With smaller classes, instructors who are specialists in chemical education, and a more hands-on, interactive approach to learning, the DFW rate has dropped to a fourth of what it was (see chart).
At the same time, the students' performance on the American Chemical Society's nationally standardized exam for general chemistry has held steady — a clear indication that the improvements did not come as a result of "dumbing down" the course.
Cooper, a nationally recognized leader in the relatively new specialty of chemical education, co-chairs the College Board's science standards committee. Her research focuses on how students solve problems and what teaching methods are most effective in large classes.
"We've found all kinds of interesting things," she says. "There's a fine line between helping students and frustrating them until they give up.
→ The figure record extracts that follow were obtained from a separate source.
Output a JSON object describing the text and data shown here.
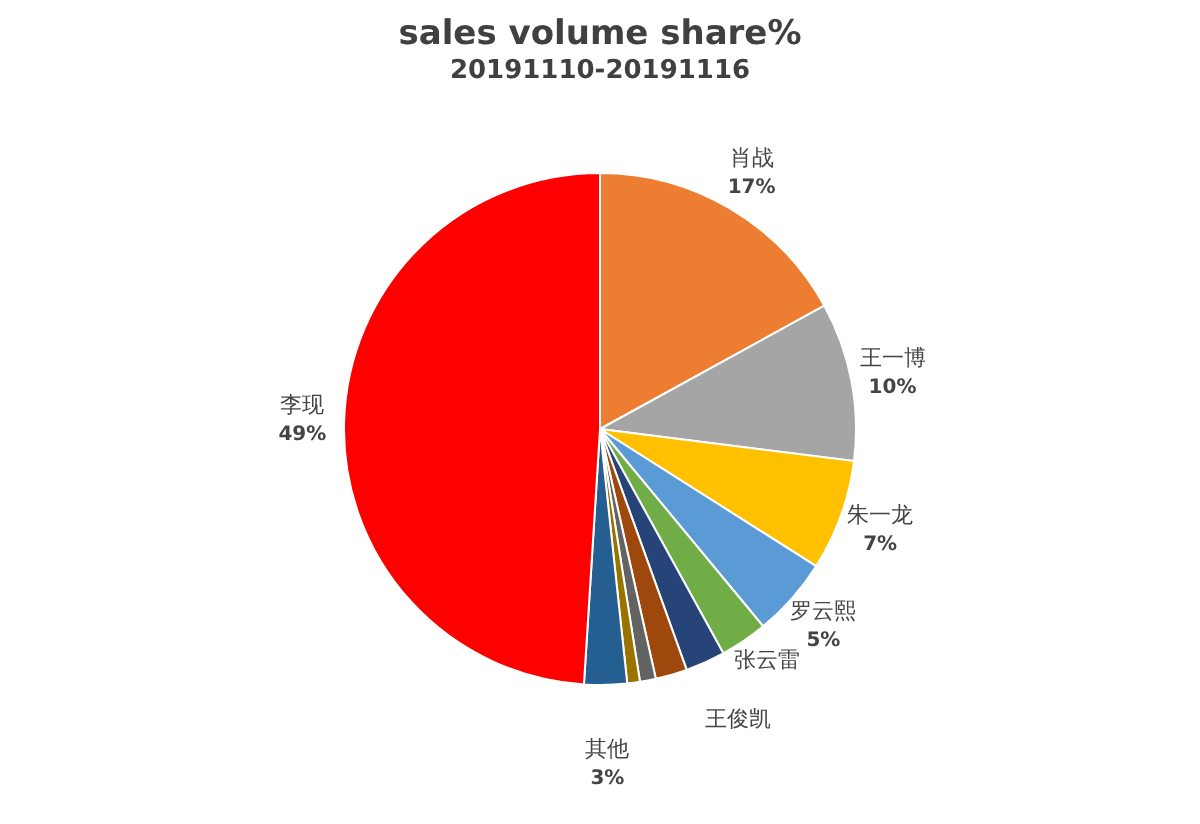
{
  "chart_data": {
    "type": "pie",
    "title": "sales volume share%",
    "subtitle": "20191110-20191116",
    "categories": [
      "肖战",
      "王一博",
      "朱一龙",
      "罗云熙",
      "张云雷",
      "王俊凯",
      null,
      null,
      null,
      "其他",
      "李现"
    ],
    "values": [
      17,
      10,
      7,
      5,
      3,
      2.5,
      2,
      1,
      0.8,
      2.7,
      49
    ],
    "value_labels": [
      "17%",
      "10%",
      "7%",
      "5%",
      null,
      null,
      null,
      null,
      null,
      "3%",
      "49%"
    ],
    "colors": [
      "#ed7d31",
      "#a5a5a5",
      "#ffc000",
      "#5b9bd5",
      "#70ad47",
      "#264478",
      "#9e480e",
      "#636363",
      "#997300",
      "#255e91",
      "#ff0000"
    ],
    "legend": false
  }
}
I'm really proud of the results we've seen."
An important aspect of today's general chemistry classes, Cooper says, is group learning.
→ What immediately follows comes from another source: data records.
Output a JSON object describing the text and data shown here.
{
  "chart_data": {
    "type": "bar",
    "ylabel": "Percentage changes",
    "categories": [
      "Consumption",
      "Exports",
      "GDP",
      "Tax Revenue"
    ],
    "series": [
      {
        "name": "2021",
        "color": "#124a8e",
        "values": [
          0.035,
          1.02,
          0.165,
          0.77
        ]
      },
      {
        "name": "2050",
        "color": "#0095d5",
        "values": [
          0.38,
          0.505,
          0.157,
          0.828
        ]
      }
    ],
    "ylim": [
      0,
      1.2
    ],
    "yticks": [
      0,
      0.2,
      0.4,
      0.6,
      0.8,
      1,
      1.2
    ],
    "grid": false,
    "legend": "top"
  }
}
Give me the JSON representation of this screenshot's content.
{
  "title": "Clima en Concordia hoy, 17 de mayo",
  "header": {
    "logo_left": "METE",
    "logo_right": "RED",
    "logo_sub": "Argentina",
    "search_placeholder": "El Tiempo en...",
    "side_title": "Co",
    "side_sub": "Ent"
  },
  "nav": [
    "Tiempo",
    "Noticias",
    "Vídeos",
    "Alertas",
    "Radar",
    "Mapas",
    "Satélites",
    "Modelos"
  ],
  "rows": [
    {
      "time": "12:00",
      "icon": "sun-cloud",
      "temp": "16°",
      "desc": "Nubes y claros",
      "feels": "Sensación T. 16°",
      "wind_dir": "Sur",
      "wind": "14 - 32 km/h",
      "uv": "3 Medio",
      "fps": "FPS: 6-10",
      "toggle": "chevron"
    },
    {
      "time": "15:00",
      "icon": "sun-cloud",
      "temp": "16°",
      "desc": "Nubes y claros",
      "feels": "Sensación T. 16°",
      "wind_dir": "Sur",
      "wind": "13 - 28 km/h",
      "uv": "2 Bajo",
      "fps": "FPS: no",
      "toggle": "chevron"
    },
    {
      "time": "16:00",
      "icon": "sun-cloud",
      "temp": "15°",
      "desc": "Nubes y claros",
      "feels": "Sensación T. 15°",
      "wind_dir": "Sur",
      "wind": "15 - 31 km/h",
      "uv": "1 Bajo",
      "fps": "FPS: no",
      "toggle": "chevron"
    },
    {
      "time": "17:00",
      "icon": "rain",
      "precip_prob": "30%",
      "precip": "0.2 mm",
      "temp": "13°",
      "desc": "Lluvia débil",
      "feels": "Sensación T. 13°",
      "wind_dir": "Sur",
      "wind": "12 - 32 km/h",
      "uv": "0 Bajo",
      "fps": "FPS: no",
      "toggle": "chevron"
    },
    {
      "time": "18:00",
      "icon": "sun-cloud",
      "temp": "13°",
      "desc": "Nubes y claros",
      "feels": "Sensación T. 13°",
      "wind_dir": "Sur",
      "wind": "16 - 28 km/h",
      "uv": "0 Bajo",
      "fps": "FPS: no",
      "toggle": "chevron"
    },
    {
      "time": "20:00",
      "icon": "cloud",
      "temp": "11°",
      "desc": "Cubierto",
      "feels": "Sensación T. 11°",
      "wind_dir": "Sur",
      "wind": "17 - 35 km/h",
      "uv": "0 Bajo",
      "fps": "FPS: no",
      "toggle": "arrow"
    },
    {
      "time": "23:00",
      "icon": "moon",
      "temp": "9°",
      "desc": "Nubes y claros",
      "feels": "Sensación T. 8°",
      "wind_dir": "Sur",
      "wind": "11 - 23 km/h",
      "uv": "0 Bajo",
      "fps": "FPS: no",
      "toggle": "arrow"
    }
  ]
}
"Students who work together develop better problem-solving skills," she says. "If you can explain to someone else how you solved a problem, it helps you understand it better."
The story is much the same in the Department of Mathematical Sciences, where the DFW rate in calculus spiked at over 50 percent in 2000.
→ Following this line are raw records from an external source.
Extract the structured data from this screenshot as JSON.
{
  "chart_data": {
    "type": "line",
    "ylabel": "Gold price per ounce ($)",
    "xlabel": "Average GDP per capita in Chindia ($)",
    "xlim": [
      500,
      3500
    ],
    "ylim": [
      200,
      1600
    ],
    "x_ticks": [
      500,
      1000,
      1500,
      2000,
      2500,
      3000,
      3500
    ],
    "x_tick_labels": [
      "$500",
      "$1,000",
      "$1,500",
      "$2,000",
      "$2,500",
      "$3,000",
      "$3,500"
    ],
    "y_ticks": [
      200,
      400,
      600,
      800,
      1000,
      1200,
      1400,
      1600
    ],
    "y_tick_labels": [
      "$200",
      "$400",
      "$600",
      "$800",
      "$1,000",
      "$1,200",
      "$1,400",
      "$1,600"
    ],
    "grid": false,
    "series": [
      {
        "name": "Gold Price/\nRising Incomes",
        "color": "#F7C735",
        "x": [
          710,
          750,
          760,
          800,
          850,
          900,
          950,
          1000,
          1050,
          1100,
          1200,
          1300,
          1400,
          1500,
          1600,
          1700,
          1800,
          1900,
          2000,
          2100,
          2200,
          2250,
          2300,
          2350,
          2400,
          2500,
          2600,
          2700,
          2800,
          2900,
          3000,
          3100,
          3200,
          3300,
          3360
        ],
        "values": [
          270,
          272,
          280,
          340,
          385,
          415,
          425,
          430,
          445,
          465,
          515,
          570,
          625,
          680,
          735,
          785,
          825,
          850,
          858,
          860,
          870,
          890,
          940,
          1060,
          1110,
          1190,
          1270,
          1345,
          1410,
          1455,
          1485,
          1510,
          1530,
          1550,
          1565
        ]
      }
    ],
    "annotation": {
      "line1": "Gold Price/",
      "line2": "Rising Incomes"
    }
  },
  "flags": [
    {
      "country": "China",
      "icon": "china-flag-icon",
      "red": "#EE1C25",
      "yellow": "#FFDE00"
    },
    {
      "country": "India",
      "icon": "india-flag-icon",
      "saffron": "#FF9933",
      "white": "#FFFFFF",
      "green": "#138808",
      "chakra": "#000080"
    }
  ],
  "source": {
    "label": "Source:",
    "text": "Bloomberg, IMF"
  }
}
"Students were taking the course who weren't ready," says Professor Rick Jarvis, the department's coordinator of instruction until retiring from the position recently. "I have data going back to the early 80s. Historically the rate of Ds, Fs and Ws was in the 40 to 45 percent range during that entire period, which was not that different from other similar schools. Students weren't getting the preparation they needed."
DFW rates for freshman cohorts
Math 106 Chemistry 101
What amounted to a sea change began in 2001. First the university implemented the Clemson Math Placement Test and used it to determine whether students were ready for Calculus for Business or Calculus for Science and Engineering.
"We weren't trying to keep students out," Jarvis says. "We were trying to get them into courses they could succeed in. If you don't place high enough, you have to take a prep course to get you ready."
This change alone brought the DFW rate down to about 35 percent. Then, in 2006, the department decided to try a new approach to teaching calculus called SCALE-UP (Student-Centered Activities for Large Enrollment Undergraduate Programs, which North Carolina State University had found to be successful for teaching physics).
"It's a different environment," Jarvis says. "The classes actually are larger than the traditional calculus class, but you have multiple instructors and minimal lecturing. Students work in teams at round tables and the teacher's station is in the middle. "
The class is led by an instructor, an experienced graduate student teaching assistant, and an undergraduate SI — supplemental instructor — who roams around helping students.
"A lot of responsibility is put on the students to read the material and be ready for class," Jarvis says. "We talk a minimal time and then we do problems. It's noisy, busy. At times I had to tell them at the end of class it was time to go."